Puerto Rico’s Northwest region draws sun seekers, nature lovers and watersports enthusiasts to its balmy beaches and surreal landscapes. The charming colonial cities of San Germán and Mayagüez are great bases for exploring the region with secluded beaches to the north and south and a handful of worthy cultural attractions. Fun-loving Aguadilla is the regional nexus with an international airport, family-friendly amenities and well-developed infrastructure. Low-key Rincón is famous for its surfing, holistic vibe and organic foodie culture. Isla Mona, some 80km (50 miles) offshore, is known as the Galápagos of the Caribbean.
The Southwest region of Puerto Rico combines indigenous history, a wealth of cultural attractions and bewitching natural wonders. As Puerto Rico’s second-largest city, Ponce lives up to its moniker as the “Pearl of the South.” Horse-drawn carriages clip clop along gas-lit streets lined with elegant neoclassical buildings. Home to the exceptional Museo de Arte de Ponce—the best art museum in the Caribbean—the city is a magnet for art lovers. Just outside Ponce, the Tibes Indigenous Ceremonial Center is the largest Taíno site in the Caribbean. Stretching from Guánica through Cabo Rojo are some of the island’s most alluring beaches, including Balneario de Boquerón, one of Puerto Rico’s prettiest public balnearios.
The main appeal of the Southwest Coast is the tranquil waters that allow for swimming and snorkeling right off the beach. The quiet coastal town of Parguera is best known for its bioluminescent bay where billions of luminescent plankton sparkle when they are disturbed by motion in the water.
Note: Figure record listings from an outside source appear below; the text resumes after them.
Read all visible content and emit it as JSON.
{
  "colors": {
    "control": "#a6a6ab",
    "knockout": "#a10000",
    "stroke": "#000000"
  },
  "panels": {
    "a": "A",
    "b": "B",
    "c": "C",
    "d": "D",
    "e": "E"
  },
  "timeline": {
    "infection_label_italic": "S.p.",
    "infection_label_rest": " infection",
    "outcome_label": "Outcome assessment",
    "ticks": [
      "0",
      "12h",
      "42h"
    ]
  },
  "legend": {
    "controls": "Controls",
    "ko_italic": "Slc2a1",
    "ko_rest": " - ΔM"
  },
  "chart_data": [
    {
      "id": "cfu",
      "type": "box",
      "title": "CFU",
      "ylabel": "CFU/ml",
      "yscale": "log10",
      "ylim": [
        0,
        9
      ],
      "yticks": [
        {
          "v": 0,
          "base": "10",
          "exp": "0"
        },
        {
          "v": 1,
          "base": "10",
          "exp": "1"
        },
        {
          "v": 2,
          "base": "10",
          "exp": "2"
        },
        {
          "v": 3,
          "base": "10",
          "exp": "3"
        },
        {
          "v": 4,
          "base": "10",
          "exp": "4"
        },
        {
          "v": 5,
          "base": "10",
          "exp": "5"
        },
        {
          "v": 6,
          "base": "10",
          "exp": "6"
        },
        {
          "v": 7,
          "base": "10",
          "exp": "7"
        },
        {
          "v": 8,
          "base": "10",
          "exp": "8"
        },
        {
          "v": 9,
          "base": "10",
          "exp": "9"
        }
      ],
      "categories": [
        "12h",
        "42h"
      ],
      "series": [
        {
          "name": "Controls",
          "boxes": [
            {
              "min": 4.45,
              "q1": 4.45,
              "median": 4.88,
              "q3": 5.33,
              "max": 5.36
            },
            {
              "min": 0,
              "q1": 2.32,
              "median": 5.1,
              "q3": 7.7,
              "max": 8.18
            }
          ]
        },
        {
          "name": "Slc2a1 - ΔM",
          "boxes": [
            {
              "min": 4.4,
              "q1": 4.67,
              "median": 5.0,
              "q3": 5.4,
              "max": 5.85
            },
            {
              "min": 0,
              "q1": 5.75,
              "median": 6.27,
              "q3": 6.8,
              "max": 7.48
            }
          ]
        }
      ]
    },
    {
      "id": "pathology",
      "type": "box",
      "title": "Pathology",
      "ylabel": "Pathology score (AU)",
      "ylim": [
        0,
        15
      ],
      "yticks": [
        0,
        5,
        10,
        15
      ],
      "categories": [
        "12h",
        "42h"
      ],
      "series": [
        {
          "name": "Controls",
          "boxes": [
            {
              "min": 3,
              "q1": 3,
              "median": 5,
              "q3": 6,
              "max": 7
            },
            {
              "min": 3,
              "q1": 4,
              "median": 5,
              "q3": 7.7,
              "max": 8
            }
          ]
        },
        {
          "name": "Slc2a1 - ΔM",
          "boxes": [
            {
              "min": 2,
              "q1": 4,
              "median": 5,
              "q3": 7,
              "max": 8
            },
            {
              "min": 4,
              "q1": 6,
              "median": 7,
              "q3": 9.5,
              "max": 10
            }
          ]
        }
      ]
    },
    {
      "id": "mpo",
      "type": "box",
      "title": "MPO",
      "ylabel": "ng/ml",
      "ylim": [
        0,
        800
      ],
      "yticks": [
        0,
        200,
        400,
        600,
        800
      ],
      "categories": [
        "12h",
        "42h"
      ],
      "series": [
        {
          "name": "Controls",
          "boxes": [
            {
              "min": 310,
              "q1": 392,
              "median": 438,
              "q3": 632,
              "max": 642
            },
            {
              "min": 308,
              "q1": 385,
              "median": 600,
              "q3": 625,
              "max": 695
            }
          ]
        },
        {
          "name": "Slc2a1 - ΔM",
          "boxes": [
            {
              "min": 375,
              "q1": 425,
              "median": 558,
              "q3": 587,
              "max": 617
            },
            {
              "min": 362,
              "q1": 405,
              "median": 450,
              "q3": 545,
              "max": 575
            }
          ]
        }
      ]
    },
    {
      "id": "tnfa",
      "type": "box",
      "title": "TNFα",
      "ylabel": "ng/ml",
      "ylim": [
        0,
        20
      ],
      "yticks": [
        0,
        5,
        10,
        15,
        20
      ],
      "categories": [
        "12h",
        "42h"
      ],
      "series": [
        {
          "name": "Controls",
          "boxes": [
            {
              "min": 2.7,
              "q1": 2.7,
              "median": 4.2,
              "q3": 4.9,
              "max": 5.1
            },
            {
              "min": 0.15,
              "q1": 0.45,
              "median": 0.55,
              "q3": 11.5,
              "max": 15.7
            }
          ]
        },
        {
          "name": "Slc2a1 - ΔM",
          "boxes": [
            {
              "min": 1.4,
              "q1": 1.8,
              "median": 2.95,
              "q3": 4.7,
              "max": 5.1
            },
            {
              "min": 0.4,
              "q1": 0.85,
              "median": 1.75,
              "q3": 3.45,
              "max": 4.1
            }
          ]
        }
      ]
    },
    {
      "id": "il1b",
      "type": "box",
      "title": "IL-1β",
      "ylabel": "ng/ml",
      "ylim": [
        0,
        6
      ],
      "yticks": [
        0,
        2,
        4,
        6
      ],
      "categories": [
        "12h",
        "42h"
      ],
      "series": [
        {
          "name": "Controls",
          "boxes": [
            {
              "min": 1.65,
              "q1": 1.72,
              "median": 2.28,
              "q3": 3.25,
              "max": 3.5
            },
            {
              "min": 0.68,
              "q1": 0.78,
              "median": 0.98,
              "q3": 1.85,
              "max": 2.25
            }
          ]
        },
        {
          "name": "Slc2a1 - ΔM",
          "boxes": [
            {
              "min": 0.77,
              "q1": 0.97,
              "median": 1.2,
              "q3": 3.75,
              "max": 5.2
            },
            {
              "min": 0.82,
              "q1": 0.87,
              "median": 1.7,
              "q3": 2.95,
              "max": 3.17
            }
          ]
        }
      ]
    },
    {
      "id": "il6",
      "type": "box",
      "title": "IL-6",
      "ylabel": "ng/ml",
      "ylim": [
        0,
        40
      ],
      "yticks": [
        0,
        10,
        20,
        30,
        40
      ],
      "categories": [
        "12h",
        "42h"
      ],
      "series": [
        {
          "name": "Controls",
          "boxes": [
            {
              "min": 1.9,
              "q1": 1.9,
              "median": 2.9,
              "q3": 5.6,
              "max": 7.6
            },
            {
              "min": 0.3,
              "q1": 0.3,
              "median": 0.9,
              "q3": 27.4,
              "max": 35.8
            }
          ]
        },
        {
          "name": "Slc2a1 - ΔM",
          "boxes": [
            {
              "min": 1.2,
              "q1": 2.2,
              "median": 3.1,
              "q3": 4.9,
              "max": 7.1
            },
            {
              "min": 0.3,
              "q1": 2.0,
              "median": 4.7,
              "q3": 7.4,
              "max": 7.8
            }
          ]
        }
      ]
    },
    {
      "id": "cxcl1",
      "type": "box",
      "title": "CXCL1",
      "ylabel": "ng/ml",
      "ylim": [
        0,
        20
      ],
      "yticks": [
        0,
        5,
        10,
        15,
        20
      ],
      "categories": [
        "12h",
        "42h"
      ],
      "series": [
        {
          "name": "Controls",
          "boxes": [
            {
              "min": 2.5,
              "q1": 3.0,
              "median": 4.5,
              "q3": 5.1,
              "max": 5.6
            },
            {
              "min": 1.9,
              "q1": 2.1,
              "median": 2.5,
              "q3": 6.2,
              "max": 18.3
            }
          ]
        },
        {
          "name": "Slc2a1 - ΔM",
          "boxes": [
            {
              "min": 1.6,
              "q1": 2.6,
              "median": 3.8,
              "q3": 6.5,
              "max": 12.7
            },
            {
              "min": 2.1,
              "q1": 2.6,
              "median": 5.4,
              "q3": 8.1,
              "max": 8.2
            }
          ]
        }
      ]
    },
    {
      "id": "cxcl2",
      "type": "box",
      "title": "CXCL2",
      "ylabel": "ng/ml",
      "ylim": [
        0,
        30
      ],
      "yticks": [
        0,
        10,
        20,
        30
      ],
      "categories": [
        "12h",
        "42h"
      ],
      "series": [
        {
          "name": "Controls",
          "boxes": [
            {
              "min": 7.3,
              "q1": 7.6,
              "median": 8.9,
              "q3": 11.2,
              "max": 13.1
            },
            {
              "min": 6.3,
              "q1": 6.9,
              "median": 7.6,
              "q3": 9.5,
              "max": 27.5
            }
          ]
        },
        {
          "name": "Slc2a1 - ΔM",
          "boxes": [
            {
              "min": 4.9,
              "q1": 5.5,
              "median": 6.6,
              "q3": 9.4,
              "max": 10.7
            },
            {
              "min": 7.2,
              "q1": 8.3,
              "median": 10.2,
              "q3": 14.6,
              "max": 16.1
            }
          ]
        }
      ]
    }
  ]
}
Puerto Rico’s largest mountain range, the Cordillera Central is a wonderland of dense jungle, soaring peaks, magical waterfalls, caves and canyons. An hour’s drive south of the capital, this central region is the epicenter for some of the Caribbean’s most unique adventure activities; hiking, rappelling, spelunking and ziplining. With coffee plantations, colonial haciendas and beautiful views, Jajuya shouldn’t be missed. In Guavate, La Ruta del Lechón provides the perfect initiation into one of Puerto Rico’s beloved national dishes, lechón, or roast suckling pig. La Ruta Panorámica is a well-traveled scenic tour through the region’s dramatic topography. At the center of the region, Bosque Estatal de Toro Negro features the island’s highest peak.